A new study sheds further light on this question and likely pushes back the onset of autism into the womb. The researchers examined the brains of children with autism and typical children who happened to die. They found that the brains of most of the autistic children contained patches of disorganized neurons (especially in layers 4 and 5 and the prefontal cortex, for those interested). The organization of neurons occurs primarily in the third trimester. The most plausible explanation for these findings is that they are resulting from a process that affects brain organization at this developmental stage – in the womb.
Of course, this is just one exploratory study. Like all new findings in science, they need to be replicated. The results are fairly objective and robust, however.
Assuming the results pan out, this would provide further evidence that autism is likely to be a genetic disorder affecting early brain development. Onset in the womb, of course, would eliminate childhood vaccines as a cause.
We already know, however, that this won’t stop the anti-vaccine community from continuing to claim that vaccines or mercury cause autism. The evidence is not relevant to their beliefs. They already have shifted to blaming the mother’s vaccines.

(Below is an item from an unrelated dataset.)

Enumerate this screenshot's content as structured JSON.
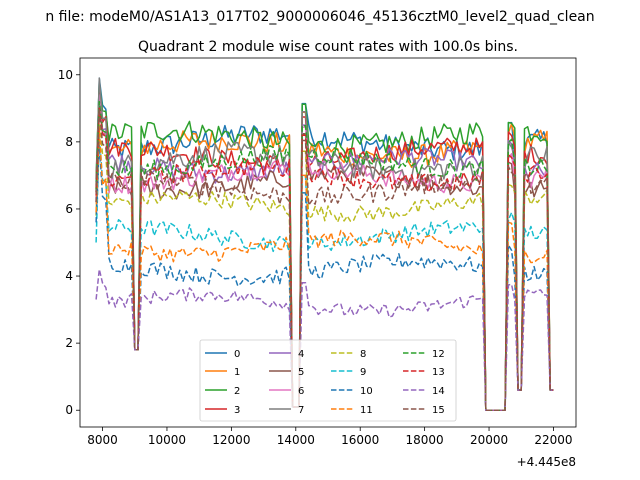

Multiple independent lines of evidence strongly suggest that autism is a dominantly genetic disorder affecting early pre-natal brain development. Further, there is no link between vaccines or mercury and the risk of developing autism. This new study is just one tiny piece of the overall puzzle, but it is consistent with the big picture.
I have yet to hear of any prominent anti-vaccine activist, however, alter their rhetoric about vaccines in response to scientific evidence. Perhaps there is an exception out there I have not heard of, but it would be just that – an exception. For the most part the anti-vaccine movement has not budged from their position, despite the scientific evidence.
Like other science-denial and anti-science movements, they have their studies to cherry pick, their fringe researchers to idolize (like Andrew Wakefield and the Geiers), and their conspiracy theories to dismiss all inconvenient evidence.